If you are lone wolfing it the game gives you chances to switch up characters at certain points throughout the levels. It’s a less than ideal way to switch. I’d have much preferred being able to swap on the fly as I saw fit, especially since you can’t know whether a melee or ranged based character will be best in the upcoming sections your first time through the game. Even if that wasn’t an option, having commands would have made things better and more enjoyable. The characters have some specific powers that are best implemented together but with no way to tell the AI what to do you’re left at their mercy.
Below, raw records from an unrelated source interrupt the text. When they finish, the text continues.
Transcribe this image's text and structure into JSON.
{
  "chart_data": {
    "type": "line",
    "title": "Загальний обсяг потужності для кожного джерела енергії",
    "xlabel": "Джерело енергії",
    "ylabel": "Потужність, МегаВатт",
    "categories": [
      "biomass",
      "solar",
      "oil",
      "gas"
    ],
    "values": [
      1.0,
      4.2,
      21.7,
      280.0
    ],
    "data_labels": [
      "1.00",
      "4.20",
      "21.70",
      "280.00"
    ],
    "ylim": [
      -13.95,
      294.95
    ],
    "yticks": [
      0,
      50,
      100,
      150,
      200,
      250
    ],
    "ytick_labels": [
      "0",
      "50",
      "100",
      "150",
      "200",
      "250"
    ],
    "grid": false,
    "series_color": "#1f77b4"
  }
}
What surprised me the most about Hunter: The Demon’s Forge was just how fun the gameplay is. It doesn’t always look the best, it’s not very deep and the aforementioned AI problems hold it back some, but even still I loved chopping through skeletons and picking off monsters from across battle fields. I’m almost always a melee first player but in this case I found myself wanting to use E’lara’s deadly archery skills. This, more than any other element in the game, draws a big comparison to the third-person shooter Gears of War. You can move around the battlefield by Roadie Running, jump into cover and lean out to fire at enemies. While both characters can perform long and short range attacks, each of them has their strength. E’lara can hold two bows and a sword while Caddoc can carry two melee weapons (sword, axe, and club) and a crossbow. His ranged attack isn’t much fun so I stuck to the sword and shield most of the time, utilizing his fury attacks which are devastating to enemies. But nothing quite compares to E’lara and her ability to snipe enemies quickly and efficiently. Do you remember the first time you watched Legolas in the first Lord of the Rings film? That’s what playing E’lara feels like.
But like I said, it’s not all great. Each character has three weapon powers that are specific to each of them while they both share the same three types of magic spells. Those spells are important, acting as powerful buffers for yourself and your partner that can help you clear hoards of enemies far quicker than normal. The game divvies these powers out as you progress and eventually you get to a point where you can link them, making both characters incredibly strong for a short duration. Though the AI is good about buffing you regularly, it’s not always when you want or need them to, making this feature more frustrating than it should be. Again, it’s another area where playing online with a friends is far more enjoyable.